Korazir wäre sicher damit nicht einverstanden, dass sein Gefangener Hunger und Durst litt. Doch der Anführer der Südländer war nun mal nicht da. Imrahil ahnte, dass er eine Gemeinheit gegen Faramir plante. Hoffentlich befand sich der junge Truchseß noch in Freiheit! Voller Sorge dachte der Fürst auch an seine eigenen Söhne. Sicherlich begleiteten sie seinen Neffen, falls er bereits etwas unternahm. Aber so wie Imrahil Faramir kannte, würde der Truchseß alles daran setzen, um ihn zu befreien. Imrahil lächelte traurig: Faramirs Hochzeit stand unmittelbar vor der Tür. Er hatte sich darauf gefreut. Eigentlich wollte er jetzt um diese Zeit bereits mit seiner Familie in Minas Tirith sein, um Faramirs und Éowyns Hochzeit mitvorzubereiten.
Wehmütig dachte Imrahil an die Krönungsfeierlichkeiten vor wenigen Monaten zurück. Wie sie alle miteinander gefeiert hatten und glücklich gewesen waren.
Ein Haradhrim stieß Imrahil unsanft an.
„He, du da, setz' dich hin! Wir schlagen hier unser Nachtlager auf."
„Kann ich etwas zu trinken haben?"fragte der Fürst höflich.
Der Haradhrim lachte dreckig.
„Natürlich!"
Er schleifte den gefesselten Mann zu einem nahen Wildbach und drückte seinen Kopf unter Wasser. Imrahil hielt erschrocken die Luft an. Was hatte der Kerl vor? Wollte er ihn tatsächlich ertränken? Verzweifelt begann der Fürst sich zu wehren, soweit es seine Fesseln erlaubten. In letzter Sekunde, bevor ihm die Sinne schwanden, riß ihn jemand an den Haaren nach oben. Imrahil hustete und würgte. Japsend sank er ans Ufer. Die Haradhrim begannen miteinander zu streiten. Imrahil merkte plötzlich, dass seine Fesseln sich durch die Nässe zu lockern begannen.

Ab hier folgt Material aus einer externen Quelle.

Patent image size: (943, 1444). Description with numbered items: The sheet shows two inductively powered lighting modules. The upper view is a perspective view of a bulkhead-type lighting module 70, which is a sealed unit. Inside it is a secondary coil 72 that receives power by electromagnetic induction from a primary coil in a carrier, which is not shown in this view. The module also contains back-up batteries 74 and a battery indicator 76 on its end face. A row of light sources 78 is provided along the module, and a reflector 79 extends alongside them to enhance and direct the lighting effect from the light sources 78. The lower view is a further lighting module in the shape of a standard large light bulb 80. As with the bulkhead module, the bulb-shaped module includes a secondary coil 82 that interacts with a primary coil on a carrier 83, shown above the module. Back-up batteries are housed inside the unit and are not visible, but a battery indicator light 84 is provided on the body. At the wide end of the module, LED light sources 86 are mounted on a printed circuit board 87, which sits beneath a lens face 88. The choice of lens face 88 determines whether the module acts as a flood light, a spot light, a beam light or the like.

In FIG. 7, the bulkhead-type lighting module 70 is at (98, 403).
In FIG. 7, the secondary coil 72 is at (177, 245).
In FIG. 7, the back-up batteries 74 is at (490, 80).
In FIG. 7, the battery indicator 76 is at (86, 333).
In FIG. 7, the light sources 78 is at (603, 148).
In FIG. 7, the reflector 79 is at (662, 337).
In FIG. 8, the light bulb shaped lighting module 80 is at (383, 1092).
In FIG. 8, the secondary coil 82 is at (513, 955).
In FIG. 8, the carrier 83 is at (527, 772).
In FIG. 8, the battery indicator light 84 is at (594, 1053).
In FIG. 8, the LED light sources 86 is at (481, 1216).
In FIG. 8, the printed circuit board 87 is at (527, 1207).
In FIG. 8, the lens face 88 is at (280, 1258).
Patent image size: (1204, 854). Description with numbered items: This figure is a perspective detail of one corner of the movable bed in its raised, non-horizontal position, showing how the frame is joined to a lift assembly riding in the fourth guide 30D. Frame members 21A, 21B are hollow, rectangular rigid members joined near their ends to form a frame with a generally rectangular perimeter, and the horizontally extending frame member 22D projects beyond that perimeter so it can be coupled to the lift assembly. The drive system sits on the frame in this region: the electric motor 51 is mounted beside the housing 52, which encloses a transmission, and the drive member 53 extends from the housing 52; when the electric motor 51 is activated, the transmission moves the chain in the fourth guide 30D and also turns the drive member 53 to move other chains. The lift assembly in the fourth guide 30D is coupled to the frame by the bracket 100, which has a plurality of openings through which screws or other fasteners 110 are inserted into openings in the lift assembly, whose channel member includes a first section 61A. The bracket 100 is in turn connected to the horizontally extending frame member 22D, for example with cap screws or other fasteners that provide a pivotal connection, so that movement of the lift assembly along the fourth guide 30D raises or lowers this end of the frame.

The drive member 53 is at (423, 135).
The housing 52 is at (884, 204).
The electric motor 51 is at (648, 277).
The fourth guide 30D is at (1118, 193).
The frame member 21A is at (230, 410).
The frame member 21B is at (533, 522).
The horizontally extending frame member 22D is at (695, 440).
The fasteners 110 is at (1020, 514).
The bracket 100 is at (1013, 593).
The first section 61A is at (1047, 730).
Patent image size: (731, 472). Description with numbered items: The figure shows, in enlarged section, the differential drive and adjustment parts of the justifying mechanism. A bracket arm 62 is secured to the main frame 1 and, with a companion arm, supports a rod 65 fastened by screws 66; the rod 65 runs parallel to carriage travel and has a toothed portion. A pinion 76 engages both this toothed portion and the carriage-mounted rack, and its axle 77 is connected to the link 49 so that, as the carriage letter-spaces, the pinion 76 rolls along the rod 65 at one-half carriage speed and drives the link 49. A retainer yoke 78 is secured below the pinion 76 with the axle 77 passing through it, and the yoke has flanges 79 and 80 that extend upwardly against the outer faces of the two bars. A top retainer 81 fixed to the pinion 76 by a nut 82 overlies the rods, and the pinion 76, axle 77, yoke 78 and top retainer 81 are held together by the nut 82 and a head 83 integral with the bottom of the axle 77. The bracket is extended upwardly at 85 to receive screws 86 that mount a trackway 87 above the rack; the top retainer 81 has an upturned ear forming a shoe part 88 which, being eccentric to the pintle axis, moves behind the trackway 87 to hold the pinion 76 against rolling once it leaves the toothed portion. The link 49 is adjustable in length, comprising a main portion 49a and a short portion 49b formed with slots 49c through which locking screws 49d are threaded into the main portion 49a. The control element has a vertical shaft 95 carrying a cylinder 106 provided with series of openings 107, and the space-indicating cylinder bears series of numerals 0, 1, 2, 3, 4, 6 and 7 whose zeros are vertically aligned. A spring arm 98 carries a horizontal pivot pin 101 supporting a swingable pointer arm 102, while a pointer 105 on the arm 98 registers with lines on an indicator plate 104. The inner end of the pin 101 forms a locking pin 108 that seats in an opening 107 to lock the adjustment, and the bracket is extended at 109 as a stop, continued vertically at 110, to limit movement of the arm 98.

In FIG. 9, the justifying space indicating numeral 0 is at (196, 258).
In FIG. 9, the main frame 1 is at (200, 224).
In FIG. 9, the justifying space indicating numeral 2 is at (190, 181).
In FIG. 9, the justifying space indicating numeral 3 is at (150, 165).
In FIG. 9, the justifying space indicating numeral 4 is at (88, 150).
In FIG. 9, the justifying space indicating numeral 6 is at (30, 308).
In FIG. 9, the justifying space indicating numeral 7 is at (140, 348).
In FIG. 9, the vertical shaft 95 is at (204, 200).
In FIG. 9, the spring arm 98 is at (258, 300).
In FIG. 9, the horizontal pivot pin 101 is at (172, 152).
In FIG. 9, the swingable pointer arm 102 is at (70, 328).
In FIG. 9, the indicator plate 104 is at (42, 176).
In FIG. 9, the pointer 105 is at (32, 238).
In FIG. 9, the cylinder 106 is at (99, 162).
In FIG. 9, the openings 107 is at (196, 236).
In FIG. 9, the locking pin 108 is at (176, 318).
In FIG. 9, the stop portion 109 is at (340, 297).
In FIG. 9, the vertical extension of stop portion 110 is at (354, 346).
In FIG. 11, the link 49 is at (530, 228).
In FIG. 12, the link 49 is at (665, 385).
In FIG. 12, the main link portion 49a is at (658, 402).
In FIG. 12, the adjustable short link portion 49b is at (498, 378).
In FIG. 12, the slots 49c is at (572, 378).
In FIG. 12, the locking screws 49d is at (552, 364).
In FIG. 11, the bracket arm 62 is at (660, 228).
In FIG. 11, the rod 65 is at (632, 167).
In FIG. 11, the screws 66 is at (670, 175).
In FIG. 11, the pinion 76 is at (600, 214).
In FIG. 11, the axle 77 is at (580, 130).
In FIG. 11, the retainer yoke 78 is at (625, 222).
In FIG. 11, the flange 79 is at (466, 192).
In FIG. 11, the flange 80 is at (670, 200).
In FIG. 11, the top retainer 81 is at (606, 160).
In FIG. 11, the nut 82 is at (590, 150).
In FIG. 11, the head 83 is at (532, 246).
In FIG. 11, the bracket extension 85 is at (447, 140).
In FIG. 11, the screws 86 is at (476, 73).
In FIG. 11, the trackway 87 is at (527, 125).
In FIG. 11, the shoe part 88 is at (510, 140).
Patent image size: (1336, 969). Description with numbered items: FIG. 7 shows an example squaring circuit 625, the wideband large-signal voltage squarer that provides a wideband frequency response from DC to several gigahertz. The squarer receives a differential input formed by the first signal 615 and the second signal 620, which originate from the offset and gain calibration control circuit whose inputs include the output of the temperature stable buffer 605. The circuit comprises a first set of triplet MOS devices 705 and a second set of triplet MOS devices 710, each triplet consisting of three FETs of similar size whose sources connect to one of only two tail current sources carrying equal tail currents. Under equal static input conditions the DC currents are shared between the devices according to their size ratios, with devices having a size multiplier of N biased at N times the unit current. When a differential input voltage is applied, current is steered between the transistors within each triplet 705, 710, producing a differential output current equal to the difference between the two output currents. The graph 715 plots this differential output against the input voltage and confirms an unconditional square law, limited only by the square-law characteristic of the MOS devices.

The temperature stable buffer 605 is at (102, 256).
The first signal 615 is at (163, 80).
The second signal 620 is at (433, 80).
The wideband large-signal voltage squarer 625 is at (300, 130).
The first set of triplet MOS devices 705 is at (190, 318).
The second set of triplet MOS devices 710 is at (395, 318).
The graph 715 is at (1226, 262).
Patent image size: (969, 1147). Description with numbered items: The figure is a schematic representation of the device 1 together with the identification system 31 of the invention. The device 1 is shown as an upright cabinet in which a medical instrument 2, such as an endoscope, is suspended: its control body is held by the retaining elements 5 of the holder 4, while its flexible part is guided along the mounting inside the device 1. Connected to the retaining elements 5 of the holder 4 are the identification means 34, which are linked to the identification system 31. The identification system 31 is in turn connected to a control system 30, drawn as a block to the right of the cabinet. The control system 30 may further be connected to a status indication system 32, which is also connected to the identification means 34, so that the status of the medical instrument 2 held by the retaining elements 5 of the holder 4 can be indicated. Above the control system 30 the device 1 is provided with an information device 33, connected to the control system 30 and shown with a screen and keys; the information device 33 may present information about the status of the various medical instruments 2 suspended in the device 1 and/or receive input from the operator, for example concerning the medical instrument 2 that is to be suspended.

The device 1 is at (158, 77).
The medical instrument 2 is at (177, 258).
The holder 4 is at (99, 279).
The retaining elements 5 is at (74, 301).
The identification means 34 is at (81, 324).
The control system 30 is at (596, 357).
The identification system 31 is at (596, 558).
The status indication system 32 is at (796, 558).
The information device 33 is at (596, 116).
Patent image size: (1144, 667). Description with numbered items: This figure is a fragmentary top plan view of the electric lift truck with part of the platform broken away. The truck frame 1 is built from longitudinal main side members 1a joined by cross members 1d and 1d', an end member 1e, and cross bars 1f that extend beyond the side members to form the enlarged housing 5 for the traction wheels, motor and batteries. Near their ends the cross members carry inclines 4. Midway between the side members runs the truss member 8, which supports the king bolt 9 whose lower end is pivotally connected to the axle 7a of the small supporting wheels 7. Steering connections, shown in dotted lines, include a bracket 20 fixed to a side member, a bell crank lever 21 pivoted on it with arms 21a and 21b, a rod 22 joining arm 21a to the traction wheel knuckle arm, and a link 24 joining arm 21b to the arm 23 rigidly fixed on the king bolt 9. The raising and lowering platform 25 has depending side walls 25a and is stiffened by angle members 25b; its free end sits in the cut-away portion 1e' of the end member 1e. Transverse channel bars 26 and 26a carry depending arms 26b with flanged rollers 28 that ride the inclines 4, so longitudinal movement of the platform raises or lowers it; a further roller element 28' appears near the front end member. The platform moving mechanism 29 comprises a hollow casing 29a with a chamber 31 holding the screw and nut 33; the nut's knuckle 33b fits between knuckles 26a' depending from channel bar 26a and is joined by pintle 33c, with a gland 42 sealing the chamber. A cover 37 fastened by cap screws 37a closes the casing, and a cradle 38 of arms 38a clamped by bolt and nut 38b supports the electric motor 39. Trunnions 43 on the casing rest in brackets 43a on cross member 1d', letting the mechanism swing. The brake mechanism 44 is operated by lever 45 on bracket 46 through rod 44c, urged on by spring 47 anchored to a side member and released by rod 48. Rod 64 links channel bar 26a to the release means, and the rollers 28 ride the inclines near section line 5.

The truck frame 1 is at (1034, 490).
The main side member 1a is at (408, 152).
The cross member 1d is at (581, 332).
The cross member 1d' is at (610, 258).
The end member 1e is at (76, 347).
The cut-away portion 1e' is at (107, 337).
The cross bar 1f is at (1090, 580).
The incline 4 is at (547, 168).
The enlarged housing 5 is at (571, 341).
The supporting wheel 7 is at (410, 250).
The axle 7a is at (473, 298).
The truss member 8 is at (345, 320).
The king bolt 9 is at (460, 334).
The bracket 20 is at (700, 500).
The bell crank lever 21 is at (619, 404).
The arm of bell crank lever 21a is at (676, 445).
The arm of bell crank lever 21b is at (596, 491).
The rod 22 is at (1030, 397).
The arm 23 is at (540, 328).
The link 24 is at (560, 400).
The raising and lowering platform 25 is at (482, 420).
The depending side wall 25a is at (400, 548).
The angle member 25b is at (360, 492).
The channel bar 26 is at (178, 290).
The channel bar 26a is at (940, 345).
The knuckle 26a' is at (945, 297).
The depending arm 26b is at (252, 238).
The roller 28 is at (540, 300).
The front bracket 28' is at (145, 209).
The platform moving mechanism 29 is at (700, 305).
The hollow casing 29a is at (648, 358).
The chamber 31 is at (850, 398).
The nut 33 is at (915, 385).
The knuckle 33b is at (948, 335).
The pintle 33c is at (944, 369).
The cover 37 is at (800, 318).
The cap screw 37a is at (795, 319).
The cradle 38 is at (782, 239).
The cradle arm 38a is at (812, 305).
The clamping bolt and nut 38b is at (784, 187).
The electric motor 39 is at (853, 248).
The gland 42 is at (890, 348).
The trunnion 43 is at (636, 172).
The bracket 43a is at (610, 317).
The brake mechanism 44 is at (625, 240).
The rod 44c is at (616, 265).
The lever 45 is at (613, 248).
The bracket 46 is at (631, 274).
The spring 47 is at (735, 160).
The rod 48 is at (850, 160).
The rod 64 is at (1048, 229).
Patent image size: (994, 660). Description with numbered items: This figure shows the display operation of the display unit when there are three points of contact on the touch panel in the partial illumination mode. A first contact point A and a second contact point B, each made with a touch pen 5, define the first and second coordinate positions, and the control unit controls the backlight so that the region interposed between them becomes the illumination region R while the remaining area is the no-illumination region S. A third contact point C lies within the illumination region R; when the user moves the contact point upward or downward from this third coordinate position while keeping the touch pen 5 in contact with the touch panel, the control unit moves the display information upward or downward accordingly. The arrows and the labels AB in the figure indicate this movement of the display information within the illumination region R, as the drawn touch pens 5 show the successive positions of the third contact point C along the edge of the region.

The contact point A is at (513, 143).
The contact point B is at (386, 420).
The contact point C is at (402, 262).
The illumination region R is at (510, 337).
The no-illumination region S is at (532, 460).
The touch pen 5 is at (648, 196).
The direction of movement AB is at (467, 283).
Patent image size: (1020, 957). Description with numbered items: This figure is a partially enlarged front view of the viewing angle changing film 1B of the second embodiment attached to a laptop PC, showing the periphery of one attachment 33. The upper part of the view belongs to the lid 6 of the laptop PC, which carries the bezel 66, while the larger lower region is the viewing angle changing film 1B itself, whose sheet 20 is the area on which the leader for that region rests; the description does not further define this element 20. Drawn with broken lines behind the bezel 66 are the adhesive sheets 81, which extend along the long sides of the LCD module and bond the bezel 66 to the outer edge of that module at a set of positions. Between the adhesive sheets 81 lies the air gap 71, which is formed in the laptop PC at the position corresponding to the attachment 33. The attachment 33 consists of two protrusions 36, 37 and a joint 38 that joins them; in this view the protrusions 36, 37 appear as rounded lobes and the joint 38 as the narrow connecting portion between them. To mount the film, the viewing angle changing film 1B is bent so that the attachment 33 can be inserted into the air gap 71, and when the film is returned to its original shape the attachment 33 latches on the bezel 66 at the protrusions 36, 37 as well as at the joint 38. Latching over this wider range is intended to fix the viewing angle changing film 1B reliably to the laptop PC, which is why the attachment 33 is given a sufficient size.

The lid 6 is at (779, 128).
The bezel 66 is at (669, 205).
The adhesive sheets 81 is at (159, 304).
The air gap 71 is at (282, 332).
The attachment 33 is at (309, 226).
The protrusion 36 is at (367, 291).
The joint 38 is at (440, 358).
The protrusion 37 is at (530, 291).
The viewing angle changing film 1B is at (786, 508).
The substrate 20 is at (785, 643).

Die Haradhrim stritten immer lauter. Offensichtlich ging es nicht nur um ihn, sondern sie schienen auch uneins zu sein, wie es weitergehen sollte. Imrahil gelang es inzwischen, die Fesseln abzustreifen. Er spähte vorsichtig zu den Südländern hinüber. Sie gestikulierten wild und waren mit sich selbst beschäftigt. Langsam ließ sich Imrahil in das Wasser gleiten. Er war ein guter Schwimmer und Taucher. Schließlich war er am Meer aufgewachsen. Er tauchte sofort unter und begann ein Stück unter Wasser zu schwimmen. Die Strömung des Wildbaches trug ihn schnell fort. Als er wieder auftauchte, war er bereits ein ganzes Stück von seinen Bewachern entfernt. Schnell tauchte er wieder unter und schwamm weiter. Erst als er einen Krampf im Bein bekam, stieg er ans Ufer. Von den Haradhrim war nichts mehr zu hören und zu sehen. Imrahil lächelte listig. Dass es so einfach sein würde zu fliehen, hätte er nicht gedacht. Rasch begab er sich in den Wald. Die Dunkelheit bot ihm zusätzlich Schutz. Er musste so schnell wie möglich nach Minas Tirith.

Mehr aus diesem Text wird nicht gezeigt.